OK, thanks, understood. A more complex spec than I'd thought!

From your separate thread 'Special "dual" pulse generator circuit
(follow up)', I see you're sorted, apart from one residual issue.

FWIW, simulating an opto-isolator fed with a 0-12V fast rise time
pulse via a 10k base resistor gave me much faster output rise times
than those you observed. With both models in its library, a 'generic'
and the OP4N25, CircuitMaker gave the following results (which square
with Chris's point about lowering the resistor value).

Rc Rise time
---- ---------
10k 300 us
1k 50 us

So I'd suspect some other cause. Is your circuit, or at least that
section, posted anywhere?

 

Thanks for your interest, Terry.

I just uploaded a scan of my circuit (thanks to Chris Foley) to:

http://sowell.ecs.fullerton.edu/jag/fuelingsys/tester111704.jpg

The diagram shows a 400/500 ohm resistor and an LED in the 2N3094 collector
circuit, in the path from pin 2 of the 4N32. At the moment the resistor is
a 5% 400 ohm, measuring about 380 ohms, and the LED has been removed.
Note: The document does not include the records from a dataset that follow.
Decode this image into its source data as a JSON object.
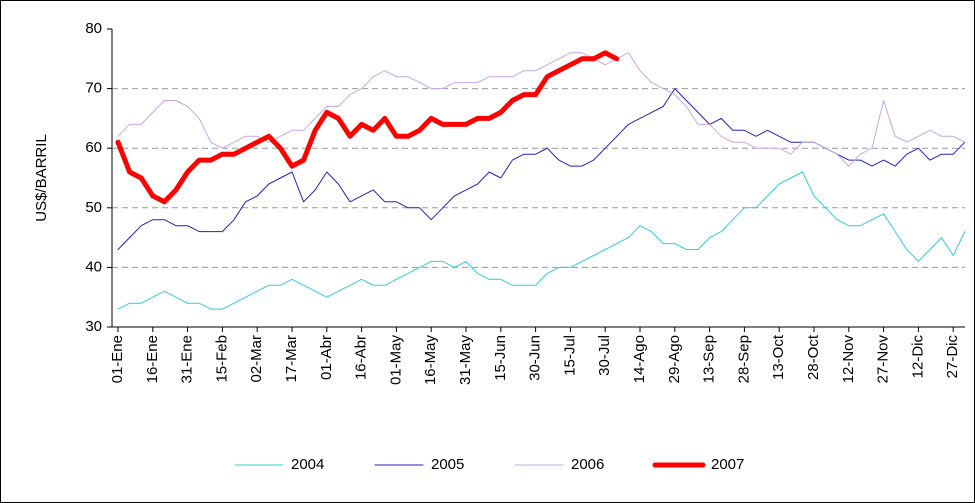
{
  "chart_data": {
    "type": "line",
    "y_label": "US$/BARRIL",
    "categories": [
      "01-Ene",
      null,
      null,
      "16-Ene",
      null,
      null,
      "31-Ene",
      null,
      null,
      "15-Feb",
      null,
      null,
      "02-Mar",
      null,
      null,
      "17-Mar",
      null,
      null,
      "01-Abr",
      null,
      null,
      "16-Abr",
      null,
      null,
      "01-May",
      null,
      null,
      "16-May",
      null,
      null,
      "31-May",
      null,
      null,
      "15-Jun",
      null,
      null,
      "30-Jun",
      null,
      null,
      "15-Jul",
      null,
      null,
      "30-Jul",
      null,
      null,
      "14-Ago",
      null,
      null,
      "29-Ago",
      null,
      null,
      "13-Sep",
      null,
      null,
      "28-Sep",
      null,
      null,
      "13-Oct",
      null,
      null,
      "28-Oct",
      null,
      null,
      "12-Nov",
      null,
      null,
      "27-Nov",
      null,
      null,
      "12-Dic",
      null,
      null,
      "27-Dic",
      null
    ],
    "series": [
      {
        "name": "2004",
        "color": "#33ccdd",
        "width": 1,
        "values": [
          33,
          34,
          34,
          35,
          36,
          35,
          34,
          34,
          33,
          33,
          34,
          35,
          36,
          37,
          37,
          38,
          37,
          36,
          35,
          36,
          37,
          38,
          37,
          37,
          38,
          39,
          40,
          41,
          41,
          40,
          41,
          39,
          38,
          38,
          37,
          37,
          37,
          39,
          40,
          40,
          41,
          42,
          43,
          44,
          45,
          47,
          46,
          44,
          44,
          43,
          43,
          45,
          46,
          48,
          50,
          50,
          52,
          54,
          55,
          56,
          52,
          50,
          48,
          47,
          47,
          48,
          49,
          46,
          43,
          41,
          43,
          45,
          42,
          46
        ]
      },
      {
        "name": "2005",
        "color": "#2222bb",
        "width": 1,
        "values": [
          43,
          45,
          47,
          48,
          48,
          47,
          47,
          46,
          46,
          46,
          48,
          51,
          52,
          54,
          55,
          56,
          51,
          53,
          56,
          54,
          51,
          52,
          53,
          51,
          51,
          50,
          50,
          48,
          50,
          52,
          53,
          54,
          56,
          55,
          58,
          59,
          59,
          60,
          58,
          57,
          57,
          58,
          60,
          62,
          64,
          65,
          66,
          67,
          70,
          68,
          66,
          64,
          65,
          63,
          63,
          62,
          63,
          62,
          61,
          61,
          61,
          60,
          59,
          58,
          58,
          57,
          58,
          57,
          59,
          60,
          58,
          59,
          59,
          61
        ]
      },
      {
        "name": "2006",
        "color": "#c9a6e6",
        "width": 1,
        "values": [
          62,
          64,
          64,
          66,
          68,
          68,
          67,
          65,
          61,
          60,
          61,
          62,
          62,
          61,
          62,
          63,
          63,
          65,
          67,
          67,
          69,
          70,
          72,
          73,
          72,
          72,
          71,
          70,
          70,
          71,
          71,
          71,
          72,
          72,
          72,
          73,
          73,
          74,
          75,
          76,
          76,
          75,
          74,
          75,
          76,
          73,
          71,
          70,
          69,
          67,
          64,
          64,
          62,
          61,
          61,
          60,
          60,
          60,
          59,
          61,
          61,
          60,
          59,
          57,
          59,
          60,
          68,
          62,
          61,
          62,
          63,
          62,
          62,
          61
        ]
      },
      {
        "name": "2007",
        "color": "#ff0000",
        "width": 5,
        "values": [
          61,
          56,
          55,
          52,
          51,
          53,
          56,
          58,
          58,
          59,
          59,
          60,
          61,
          62,
          60,
          57,
          58,
          63,
          66,
          65,
          62,
          64,
          63,
          65,
          62,
          62,
          63,
          65,
          64,
          64,
          64,
          65,
          65,
          66,
          68,
          69,
          69,
          72,
          73,
          74,
          75,
          75,
          76,
          75,
          null,
          null,
          null,
          null,
          null,
          null,
          null,
          null,
          null,
          null,
          null,
          null,
          null,
          null,
          null,
          null,
          null,
          null,
          null,
          null,
          null,
          null,
          null,
          null,
          null,
          null,
          null,
          null,
          null,
          null
        ]
      }
    ],
    "ylim": [
      30,
      80
    ],
    "yticks": [
      30,
      40,
      50,
      60,
      70,
      80
    ],
    "grid": true,
    "legend": "bottom"
  }
}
BTW, what version of CircuitMaker are you using, student of full? The full
version is kind of pricy for someone not making their living in this stuff.


Ed

 

Robert,

Would a small capacitor in the input to the 4017 serfe as an "edge
detecter?"


TIA

Ed

 

Jag:

If you are worried about the length of the pulse coming out of the 4017,
you can use a capacitor and resistor to detect either a rising or
falling edge of the output.

To detect the rising edge, connect an output to the input of the next
stage through the cap, and use a resistor to ground on the far side of
the cap, as so:

.---------.
| |
| | C
| |
| | ||
| 4017 Qx|-----||--o---- Out
| | || |
| | |
| | |
| | \
| | / R
| | \
'---------' /
|
GND
created by Andy´s ASCII-Circuit v1.25.250804 www.tech-chat.de

Then, when without a transistion for a while, the output will be
grounded. When the Qx output goes from GND to 5V, however, the output
will momentarily go up to 5V, and then will decay back to ground
depending on the values of R, C, and the impedance of the output. The
voltage at Out will fall to about 37% of the input pulse in t = R*C.

When the 4017 output goes from 5V to 0V, the output will drop below GND.
However, you can add a diode from GND to Out to prevent this.

For a falling edge detector, you can use this (with the diode drawn in)


VCC o--o
| |
.---------. \ |
| | R / - Diode
| | \ ^
| | / |
| | || | |
| 4017 Qx|-----||--o--o- Out
| | ||
| | C
| |
| |
| | Pulse length is ~RC
| |
'---------'
created by Andy´s ASCII-Circuit v1.25.250804 www.tech-chat.de

For your problem, I'd say you can use the second circuit between your
4017, and the trigger input of a 555. It will generate a nice negative
pulse. Then, you can set the output pulse width using the forumlas given
in the 555 datasheet for the monostable configuration.

--
Regards,
Robert Monsen

"Your Highness, I have no need of this hypothesis."
- Pierre Laplace (1749-1827), to Napoleon,
on why his works on celestial mechanics make no mention of God.

 

No, you can't get it any shorter because the
transistor is holding the trigger (pin 2)
at a low level during the entire input time,
and the 555 output will not return low until the
trigger line goes back up.

If you use the capacitor, the transistor will
only turn on during the time it takes to charge
the capacitor, so you get a very short pulse at
pin 2 and the 555 output will end earlier determined
by the R and C parts at pin 6.

Try the capacitor to see what happens. You can
try different values of .1uF, .047uF, 0.01uF, etc.

There is also a mistake in the other post as John
Fields pointed out. The reset line (pin 4) will
reset the 555 output to a low state when it is
connected to ground. So it normally connects to
+V for the 555 to operate.

-Bill

 

Thanks again, Bill. Just out of curiosity, though, why does it work
when I simply connect pin 4 to the same voltage seen by pin 2? That
is, connected this way the output of the 555 can indeed be set shorter
than the pulse width at 2/4. Curious.

Ed